I knew then that the darkness had me in its clutches. Stumbling upon the Holy Grail was just too good to be true. My own curiosity had sealed my fate. But I was not yet ready to give up; I would not go down without a fight. I examined the patches of light and found I could see the outer world through them if I looked closely enough. I saw Mom pass by and I knew I had to get her attention. I scratched at the walls and tried desperately to get Mom’s attention. She did not hear me. The attempt gave me some insight into my prison. I was able to pass my paws through the patch of light and back out into the real world. I slid my paws out as far as possible and sunk my claws into the ground. I pulled with all of my might but my claws could not find purchase, I had only doomed a stack of papers to my prison sentence. Desperate, I tried to squeeze myself out through the light. My head would not fit, no matter how I tried, and I let out an anguished cry. I would never be free.
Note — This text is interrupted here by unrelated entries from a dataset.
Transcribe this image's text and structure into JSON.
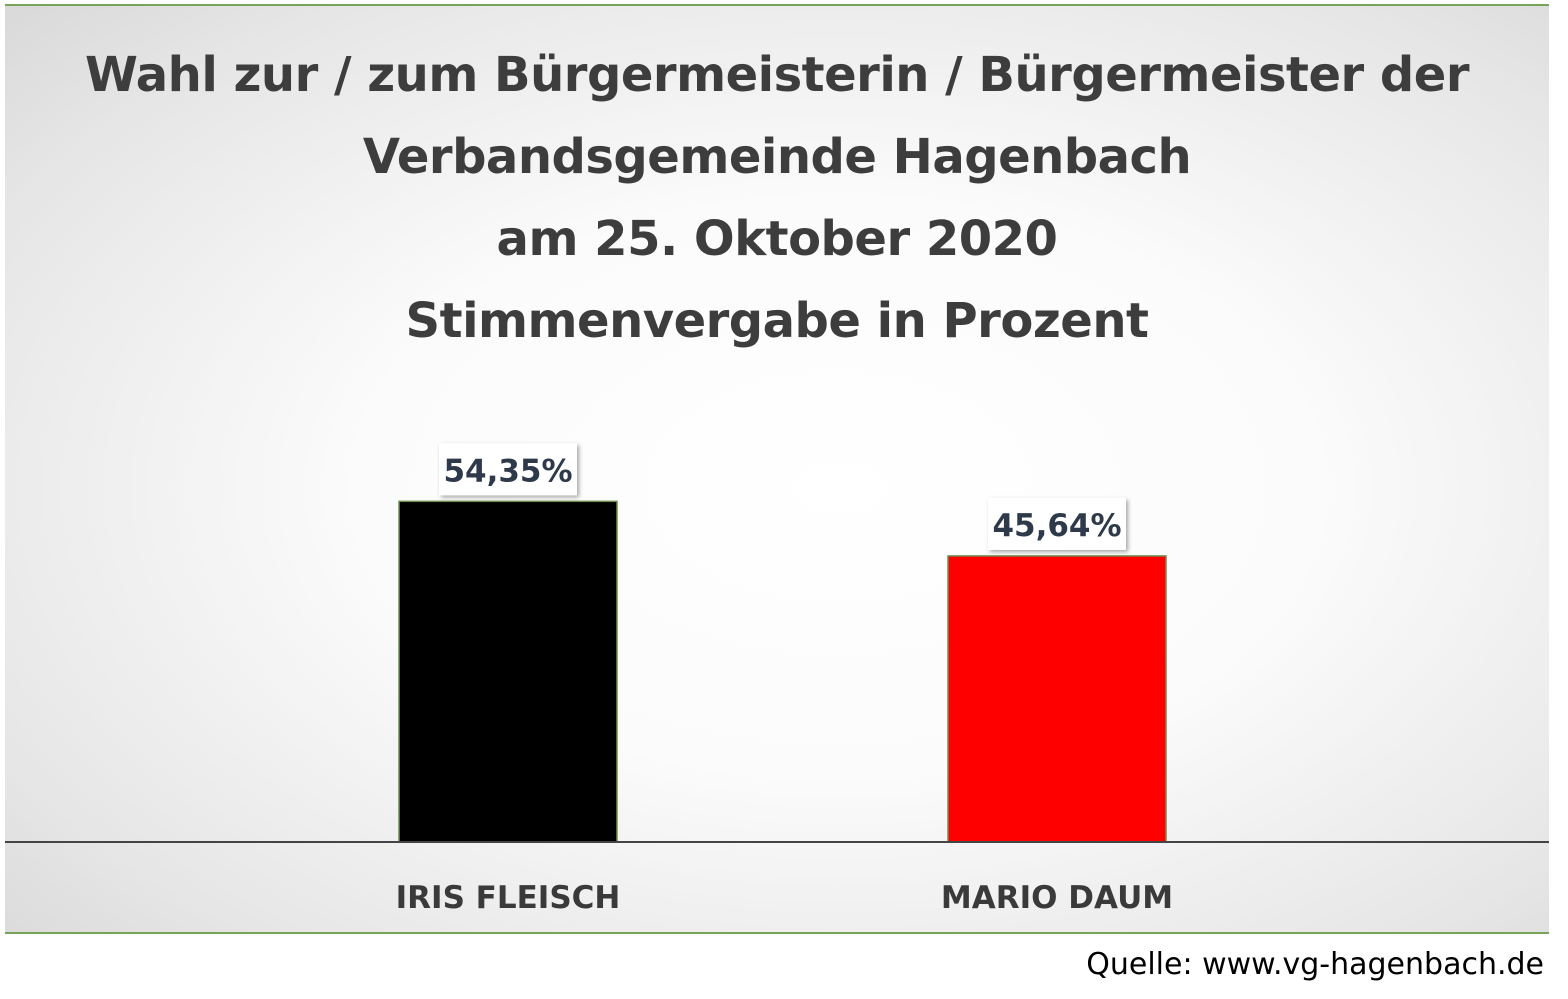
{
  "chart_data": {
    "type": "bar",
    "title": [
      "Wahl zur / zum Bürgermeisterin / Bürgermeister  der",
      "Verbandsgemeinde Hagenbach",
      "am 25. Oktober 2020",
      "Stimmenvergabe in Prozent"
    ],
    "categories": [
      "IRIS FLEISCH",
      "MARIO DAUM"
    ],
    "values": [
      54.35,
      45.64
    ],
    "data_labels": [
      "54,35%",
      "45,64%"
    ],
    "bar_colors": [
      "#000000",
      "#ff0000"
    ],
    "ylim": [
      0,
      100
    ],
    "xlabel": "",
    "ylabel": "",
    "grid": false,
    "legend": "none"
  },
  "source": "Quelle: www.vg-hagenbach.de"
}
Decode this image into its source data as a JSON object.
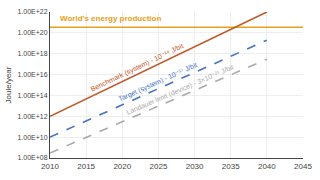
{
  "chart_data": {
    "type": "line",
    "ylabel": "Joule/year",
    "log": "y",
    "grid": true,
    "xlim": [
      2010,
      2045
    ],
    "ylim": [
      100000000.0,
      1e+22
    ],
    "xticks": [
      2010,
      2015,
      2020,
      2025,
      2030,
      2035,
      2040,
      2045
    ],
    "yticks": [
      {
        "value": 100000000.0,
        "label": "1.00E+08"
      },
      {
        "value": 10000000000.0,
        "label": "1.00E+10"
      },
      {
        "value": 1000000000000.0,
        "label": "1.00E+12"
      },
      {
        "value": 100000000000000.0,
        "label": "1.00E+14"
      },
      {
        "value": 1e+16,
        "label": "1.00E+16"
      },
      {
        "value": 1e+18,
        "label": "1.00E+18"
      },
      {
        "value": 1e+20,
        "label": "1.00E+20"
      },
      {
        "value": 1e+22,
        "label": "1.00E+22"
      }
    ],
    "series": [
      {
        "name": "World's energy production",
        "color": "#E8A020",
        "line_style": "solid",
        "x": [
          2010,
          2045
        ],
        "values": [
          3.5e+20,
          3.5e+20
        ]
      },
      {
        "name": "Benchmark (system) - 10⁻¹⁴ J/bit",
        "color": "#C05828",
        "line_style": "solid",
        "x": [
          2010,
          2040
        ],
        "values": [
          1000000000000.0,
          1e+22
        ]
      },
      {
        "name": "Target (system) - 10⁻¹⁷ J/bit",
        "color": "#4472C4",
        "line_style": "dashed",
        "x": [
          2010,
          2040
        ],
        "values": [
          10000000000.0,
          2e+19
        ]
      },
      {
        "name": "Landauer limit (device) - 3×10⁻²¹ J/bit",
        "color": "#AAAAAA",
        "line_style": "dashed",
        "x": [
          2010,
          2040
        ],
        "values": [
          300000000.0,
          3e+17
        ]
      }
    ]
  }
}
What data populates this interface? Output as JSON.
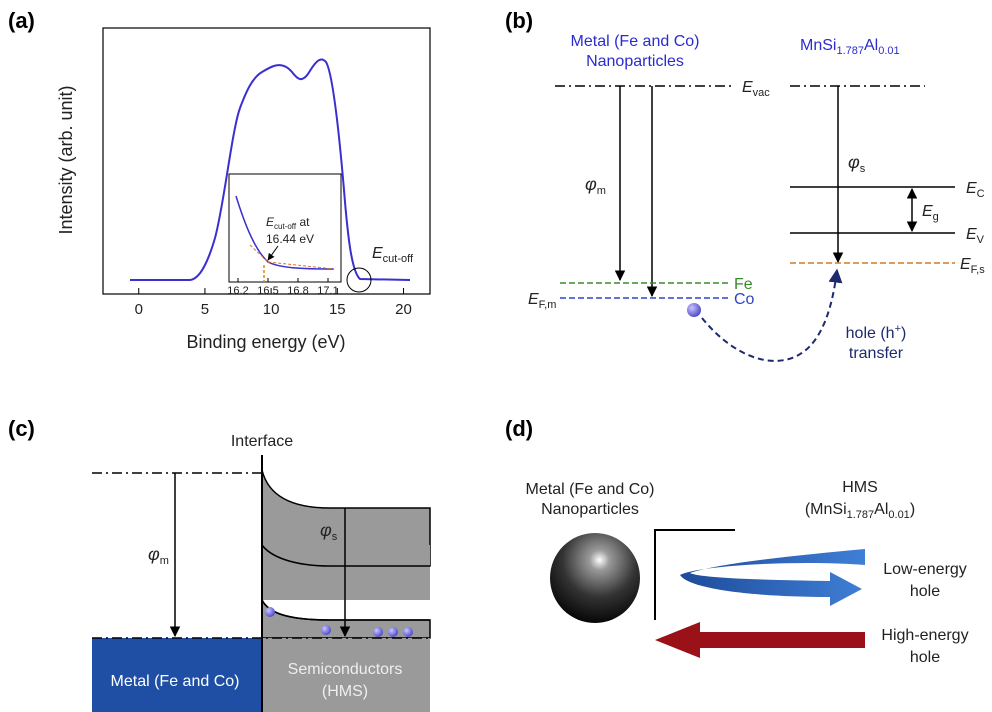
{
  "chart_data": [
    {
      "type": "line",
      "label": "(a)",
      "ylabel": "Intensity (arb. unit)",
      "xlabel": "Binding energy (eV)",
      "xlim": [
        -2.7,
        22
      ],
      "xticks": [
        0,
        5,
        10,
        15,
        20
      ],
      "annotation": {
        "base": "E",
        "sub": "cut-off"
      }
    },
    {
      "type": "line",
      "xlim": [
        16.11,
        17.23
      ],
      "xticks": [
        16.2,
        16.5,
        16.8,
        17.1
      ],
      "annotation": {
        "base": "E",
        "sub": "cut-off",
        "rest": " at",
        "value": "16.44 eV"
      }
    }
  ],
  "panels": {
    "b": {
      "label": "(b)",
      "metal": [
        "Metal (Fe and Co)",
        "Nanoparticles"
      ],
      "hms": [
        "MnSi",
        "1.787",
        "Al",
        "0.01"
      ],
      "evac": {
        "base": "E",
        "sub": "vac"
      },
      "phi_m": {
        "base": "φ",
        "sub": "m"
      },
      "phi_s": {
        "base": "φ",
        "sub": "s"
      },
      "ec": {
        "base": "E",
        "sub": "C"
      },
      "ev": {
        "base": "E",
        "sub": "V"
      },
      "eg": {
        "base": "E",
        "sub": "g"
      },
      "efs": {
        "base": "E",
        "sub": "F,s"
      },
      "efm": {
        "base": "E",
        "sub": "F,m"
      },
      "fe": "Fe",
      "co": "Co",
      "hole": [
        "hole (h",
        "+",
        ")"
      ],
      "transfer": "transfer"
    },
    "c": {
      "label": "(c)",
      "interface": "Interface",
      "phi_m": {
        "base": "φ",
        "sub": "m"
      },
      "phi_s": {
        "base": "φ",
        "sub": "s"
      },
      "metal": "Metal (Fe and Co)",
      "semi": [
        "Semiconductors",
        "(HMS)"
      ]
    },
    "d": {
      "label": "(d)",
      "metal": [
        "Metal (Fe and Co)",
        "Nanoparticles"
      ],
      "hms": "HMS",
      "hms_formula": [
        "(MnSi",
        "1.787",
        "Al",
        "0.01",
        ")"
      ],
      "low": [
        "Low-energy",
        "hole"
      ],
      "high": [
        "High-energy",
        "hole"
      ]
    }
  }
}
My friends, I cannot accurately describe to you what happened next. To this day I am unsure as to whether my cry simply drew attention to my plight, or if some sort of Catmas miracle occurred, but Mom found me. She saw me through the patches of light and attempted to rescue me from the evil clutches of the darkest dresser. She quickly realized she would not be able to pull me through and called to couch guy for help. Couch guy used his massive strength to lift my prison from atop me. I was frozen in terror and Mom was forced to grab me and bring me to safety. I didn’t understand that I was free from the great evil. I panicked. I am ashamed to admit, I unleashed the full fury of my claws upon my rescuer. I left bleeding gashes from my savior’s throat, all the way down her chest. Perhaps one day I will be able to make it up to her.

Once I had calmed myself, she came to me and told me she understood. She comforted me and asked me not to venture back into that dark place. I would never dream of putting myself back in that position. I implore you, my friends, learn from my mistakes. Always be watchful of the evil that lurks in your safest of places, your home.